Very little seems to be known about George Cunningham (?1904-?62). He is mentioned as the uncredited creator of the rudimentary choreography in The Broadway Melody, though it has been suggested that some of that work was by Sammy Lee. Both Cunningham and Lee are credited on The Hollywood Revue of 1929.
The trail ends there, though IMDb also cites Cunningham as the director of a few jukebox musical shorts in the 1940s.
Hallelujah was the first film photographed by Gordon Avil (1899-1970), who went on to work with King Vidor again on The Champ (1931). These were the most prestigious projects of his lengthy career, much of which was spent in television from 1955 onwards.
The Boy Wonder Irving Thalberg (1899-1937) was the creative engine room of Metro-Goldwyn-Mayer from the studio’s creation in 1925 until his early death. In twelve years he supervised over 400 pictures, including virtually all of its prestige productions, without ever choosing to take an on-screen credit.
Thalberg had some level of involvement with most of MGM’s musical output from The Broadway Melody in 1929 until A Day at the Races, on which he was working at the time of his death; it was he who brought the Marx Brothers to Metro, reviving their flagging careers at the cost of comedic purity.
Thalberg effectively launched the musical genre as the driving force behind The Broadway Melody. He showed his inclination for experimentation-within-limits by okaying Hallelujah even though King Vidor warned him it would make no money.
Thalberg brought Grace Moore and Lawrence Tibbet from the Metropolitan Opera and gifted stardom to Jeanette MacDonald. He persuaded Luise Rainer to take the small role in The Great Ziegfeld that won her an Oscar.
Although business-oriented, Thalberg was prepared to devote time and money to producing high-quality work, and he made profits as a result. His impact on the early development of the MGM musical is impossible to quantify, but a philosophy of excellence can certainly be seen in the work that followed, especially in the golden age of the early 1950s.

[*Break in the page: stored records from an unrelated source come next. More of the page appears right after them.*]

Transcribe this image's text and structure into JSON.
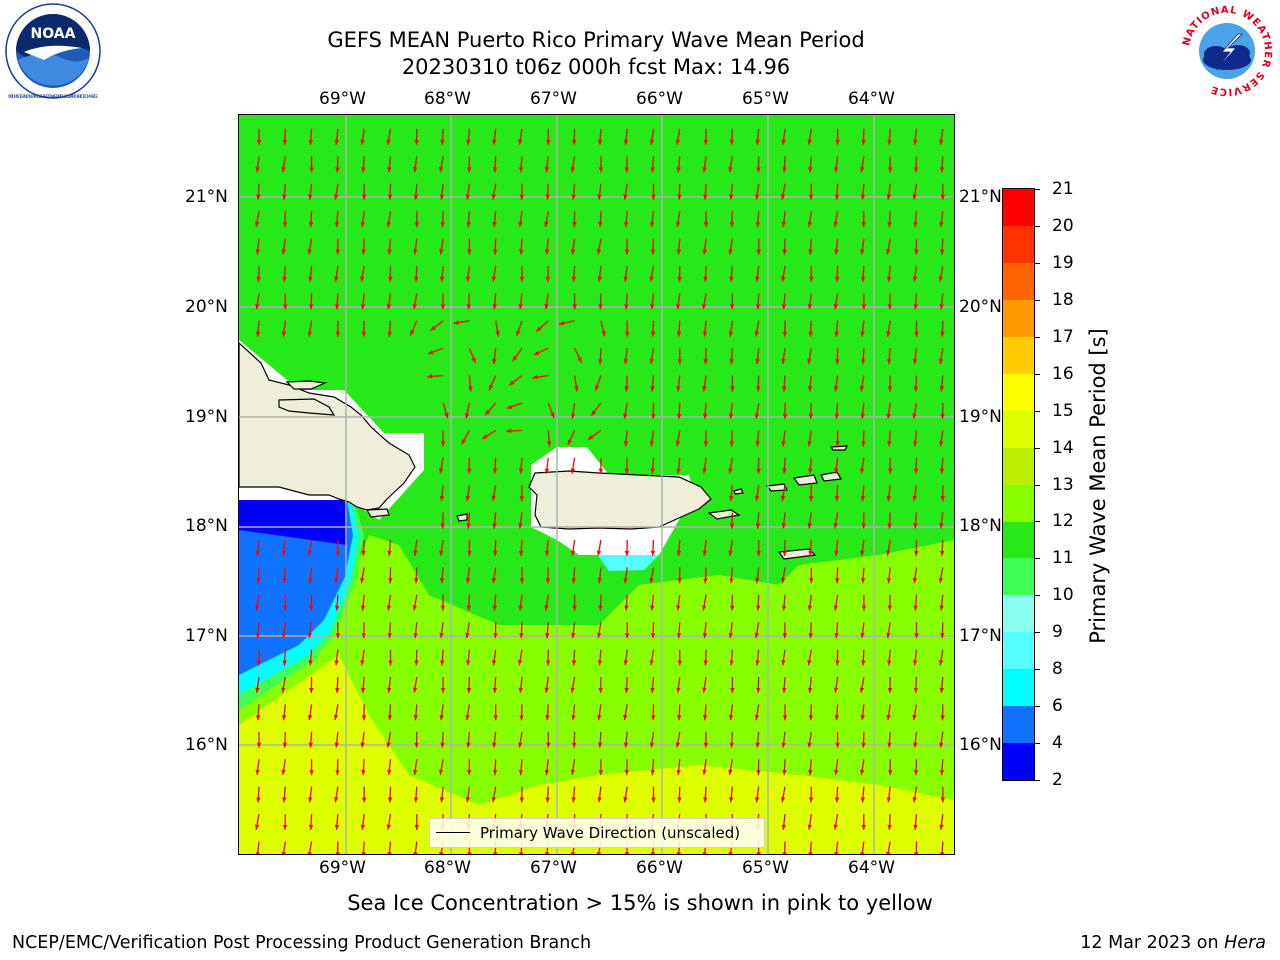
{
  "header": {
    "title_line1": "GEFS MEAN Puerto Rico Primary Wave Mean Period",
    "title_line2": "20230310 t06z 000h fcst   Max: 14.96"
  },
  "logos": {
    "left_text": "NOAA",
    "left_ring_text": "NATIONAL OCEANIC AND ATMOSPHERIC ADMINISTRATION · U.S. DEPARTMENT OF COMMERCE",
    "right_ring_text": "NATIONAL WEATHER SERVICE"
  },
  "map": {
    "lon_labels": [
      "69°W",
      "68°W",
      "67°W",
      "66°W",
      "65°W",
      "64°W"
    ],
    "lat_labels": [
      "21°N",
      "20°N",
      "19°N",
      "18°N",
      "17°N",
      "16°N"
    ],
    "legend_label": "Primary Wave Direction (unscaled)",
    "colors": {
      "land": "#efeedb",
      "arrow": "#ff0000",
      "grid": "#b0b0b0"
    }
  },
  "colorbar": {
    "title": "Primary Wave Mean Period [s]",
    "ticks": [
      "21",
      "20",
      "19",
      "18",
      "17",
      "16",
      "15",
      "14",
      "13",
      "12",
      "11",
      "10",
      "9",
      "8",
      "6",
      "4",
      "2"
    ],
    "bands": [
      {
        "from": 2,
        "to": 4,
        "color": "#0000ff"
      },
      {
        "from": 4,
        "to": 6,
        "color": "#0f73ff"
      },
      {
        "from": 6,
        "to": 8,
        "color": "#00ffff"
      },
      {
        "from": 8,
        "to": 9,
        "color": "#55ffff"
      },
      {
        "from": 9,
        "to": 10,
        "color": "#88ffee"
      },
      {
        "from": 10,
        "to": 11,
        "color": "#3fff55"
      },
      {
        "from": 11,
        "to": 12,
        "color": "#27e818"
      },
      {
        "from": 12,
        "to": 13,
        "color": "#88ff00"
      },
      {
        "from": 13,
        "to": 14,
        "color": "#bbee00"
      },
      {
        "from": 14,
        "to": 15,
        "color": "#ddff00"
      },
      {
        "from": 15,
        "to": 16,
        "color": "#ffff00"
      },
      {
        "from": 16,
        "to": 17,
        "color": "#ffcc00"
      },
      {
        "from": 17,
        "to": 18,
        "color": "#ff9900"
      },
      {
        "from": 18,
        "to": 19,
        "color": "#ff6600"
      },
      {
        "from": 19,
        "to": 20,
        "color": "#ff3300"
      },
      {
        "from": 20,
        "to": 21,
        "color": "#ff0000"
      }
    ]
  },
  "notes": {
    "sea_ice": "Sea Ice Concentration > 15% is shown in pink to yellow",
    "footer_left": "NCEP/EMC/Verification Post Processing Product Generation Branch",
    "footer_right_prefix": "12 Mar 2023 on ",
    "footer_right_host": "Hera"
  }
}
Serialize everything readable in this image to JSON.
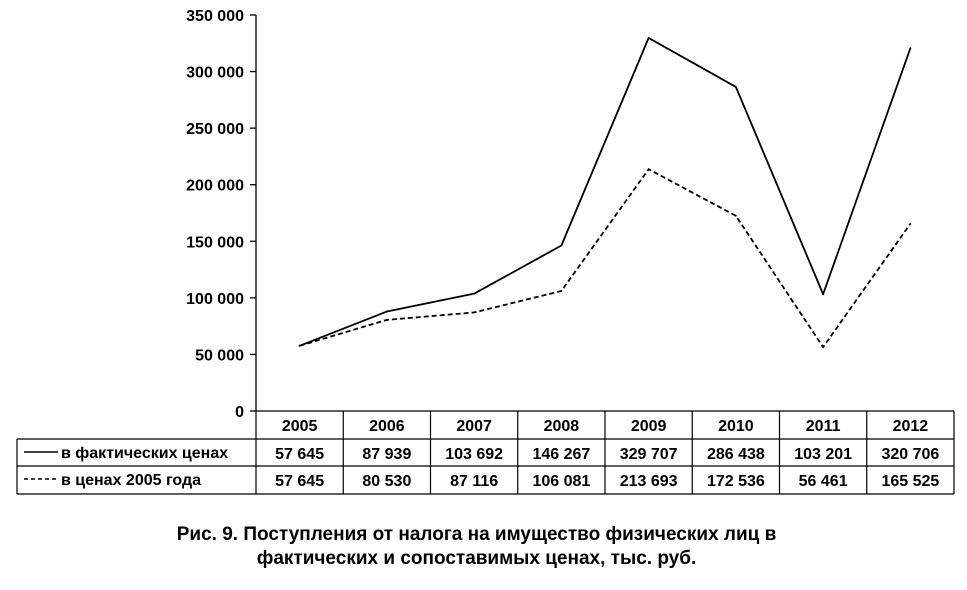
{
  "chart_data": {
    "type": "line",
    "categories": [
      "2005",
      "2006",
      "2007",
      "2008",
      "2009",
      "2010",
      "2011",
      "2012"
    ],
    "series": [
      {
        "name": "в фактических  ценах",
        "values": [
          57645,
          87939,
          103692,
          146267,
          329707,
          286438,
          103201,
          320706
        ],
        "value_labels": [
          "57 645",
          "87 939",
          "103 692",
          "146 267",
          "329 707",
          "286 438",
          "103 201",
          "320 706"
        ],
        "line_style": "solid",
        "color": "#000000"
      },
      {
        "name": "в ценах 2005 года",
        "values": [
          57645,
          80530,
          87116,
          106081,
          213693,
          172536,
          56461,
          165525
        ],
        "value_labels": [
          "57 645",
          "80 530",
          "87 116",
          "106 081",
          "213 693",
          "172 536",
          "56 461",
          "165 525"
        ],
        "line_style": "dashed",
        "color": "#000000"
      }
    ],
    "ylim": [
      0,
      350000
    ],
    "y_ticks": [
      "0",
      "50 000",
      "100 000",
      "150 000",
      "200 000",
      "250 000",
      "300 000",
      "350 000"
    ],
    "grid": false,
    "legend": "data table"
  },
  "caption": {
    "line1": "Рис. 9. Поступления от налога на имущество физических лиц в",
    "line2": "фактических и сопоставимых ценах, тыс. руб."
  }
}
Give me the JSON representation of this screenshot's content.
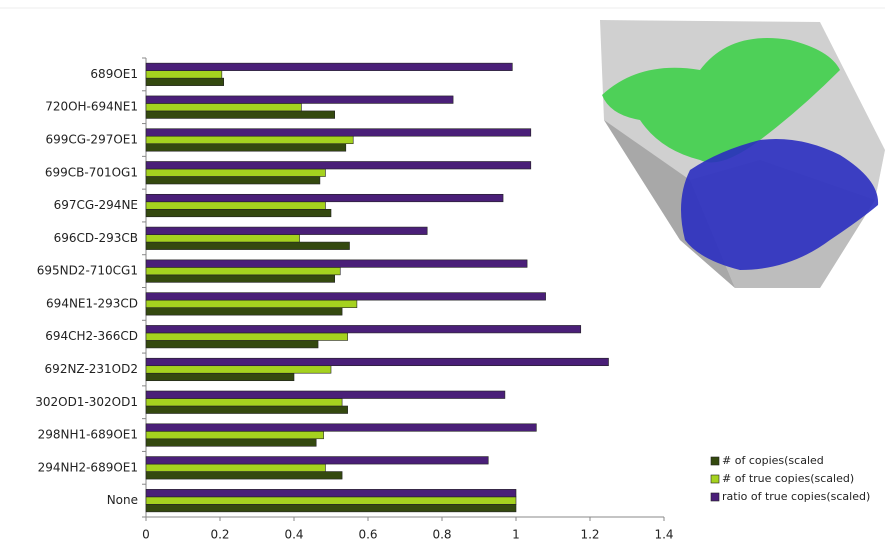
{
  "chart_data": {
    "type": "hbar",
    "categories": [
      "689OE1",
      "720OH-694NE1",
      "699CG-297OE1",
      "699CB-701OG1",
      "697CG-294NE",
      "696CD-293CB",
      "695ND2-710CG1",
      "694NE1-293CD",
      "694CH2-366CD",
      "692NZ-231OD2",
      "302OD1-302OD1",
      "298NH1-689OE1",
      "294NH2-689OE1",
      "None"
    ],
    "series": [
      {
        "name": "# of copies(scaled",
        "color": "#34490f",
        "values": [
          0.21,
          0.51,
          0.54,
          0.47,
          0.5,
          0.55,
          0.51,
          0.53,
          0.465,
          0.4,
          0.545,
          0.46,
          0.53,
          1
        ]
      },
      {
        "name": "# of true copies(scaled)",
        "color": "#a5d21f",
        "values": [
          0.205,
          0.42,
          0.56,
          0.485,
          0.485,
          0.415,
          0.525,
          0.57,
          0.545,
          0.5,
          0.53,
          0.48,
          0.485,
          1
        ]
      },
      {
        "name": "ratio of true copies(scaled)",
        "color": "#4a1f78",
        "values": [
          0.99,
          0.83,
          1.04,
          1.04,
          0.965,
          0.76,
          1.03,
          1.08,
          1.175,
          1.25,
          0.97,
          1.055,
          0.925,
          1
        ]
      }
    ],
    "xlim": [
      0,
      1.4
    ],
    "xticks": [
      0,
      0.2,
      0.4,
      0.6,
      0.8,
      1,
      1.2,
      1.4
    ],
    "legend": "lower-right"
  }
}
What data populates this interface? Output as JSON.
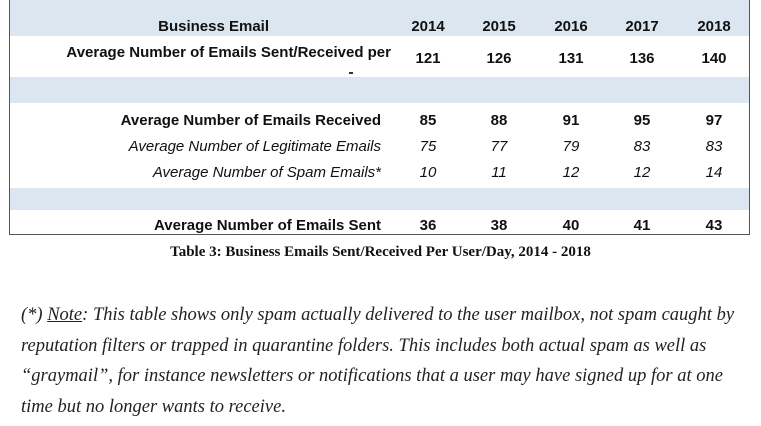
{
  "table": {
    "header": {
      "label": "Business Email",
      "years": [
        "2014",
        "2015",
        "2016",
        "2017",
        "2018"
      ]
    },
    "rows": [
      {
        "label": "Average Number of Emails Sent/Received per",
        "values": [
          "121",
          "126",
          "131",
          "136",
          "140"
        ]
      },
      {
        "label": "Average Number of Emails Received",
        "values": [
          "85",
          "88",
          "91",
          "95",
          "97"
        ]
      },
      {
        "label": "Average Number of Legitimate Emails",
        "values": [
          "75",
          "77",
          "79",
          "83",
          "83"
        ]
      },
      {
        "label": "Average Number of Spam Emails*",
        "values": [
          "10",
          "11",
          "12",
          "12",
          "14"
        ]
      },
      {
        "label": "Average Number of Emails Sent",
        "values": [
          "36",
          "38",
          "40",
          "41",
          "43"
        ]
      }
    ],
    "shade_color": "#dce6f1"
  },
  "caption": "Table 3: Business Emails Sent/Received Per User/Day, 2014 - 2018",
  "note": {
    "prefix": "(*) ",
    "keyword": "Note",
    "text": ": This table shows only spam actually delivered to the user mailbox, not spam caught by reputation filters or trapped in quarantine folders. This includes both actual spam as well as “graymail”, for instance newsletters or notifications that a user may have signed up for at one time but no longer wants to receive."
  }
}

In 1928 Ransom Rideout (1889-1975) had some success in New York with Goin’ Home, a melodrama about miscegenation in which, regrettably, the central character was played by an actor in blackface.This may or may not have qualified him to contribute dialogue to Hallelujah, which stands as his sole contribution to the cinema.
Richard Schayer (1880-1956) helped to write over 100 films during a forty-year career, and perhaps staked his claim to a place on the lower levels of immortality by co-writing the treatment that became Universal’s The Mummy (1932).
While at MGM, Schayer worked on four of the studio’s early musicals. He wrote the treatment for Hallelujah, developing King Vidor’s basic idea. In the same year he adapted a French play from 1851 into the Roman Novarro swashbuckler Devil-May-Care. He then displayed his versatility by scripting Free and Easy for Buster Keaton and turning a recent Crane Wilbur play into Children of Pleasure.
By 1932, Schayer was a member of the Laemmles’ team at Universal.
Writing the scenario forHallelujah was the only MGM musical credit for Wanda Tuchock (1898-1985), though she did script Youth Will Be Served (1940) for 20th Century-Fox. Tuchock worked in most of the other major genres during her career, and was also one of only three women credited as a Hollywood director during the 1930s (the others being Dorothy Arzner and the less well-known Dorothy Davenport).
King Vidor (1894-1982) was celebrated throughout his career at MGM and later as a maker of ‘prestige’ pictures. This applies to Hallelujah, his only musical and a film celebrated (and criticized) for many things other than its musical performances. Hallelujah stands alongside The Crowd (1928), The Champ (1931), The Citadel (1938) and War and Peace (1956) as a film for which Vidor was nominated for the Best Director Oscar (he never won).
It is typical of the unfathomable decisions sometimes made by MGM in its early musicals that it cast Victoria Spivey (1906-76) in a non-singing role in Hallelujah!. In her day job Spivey was a notable blues singer and songwriter who went on to work with artists ranging from John Lee Hooker to Bob Dylan, and whose personality bore no resemblance to Missy Rose. Hallelujah! was her only acting credit.
Very little is known about Harry Gray. It is probable he was born in the 1840s and lived the first decades of his life as an enslaved person. He was apparently working as a porter when he was cast as the patriarch in Hallelujah, joining a number of other non-professional actors. Gray has two subsequent credits, but remains something of a mystery.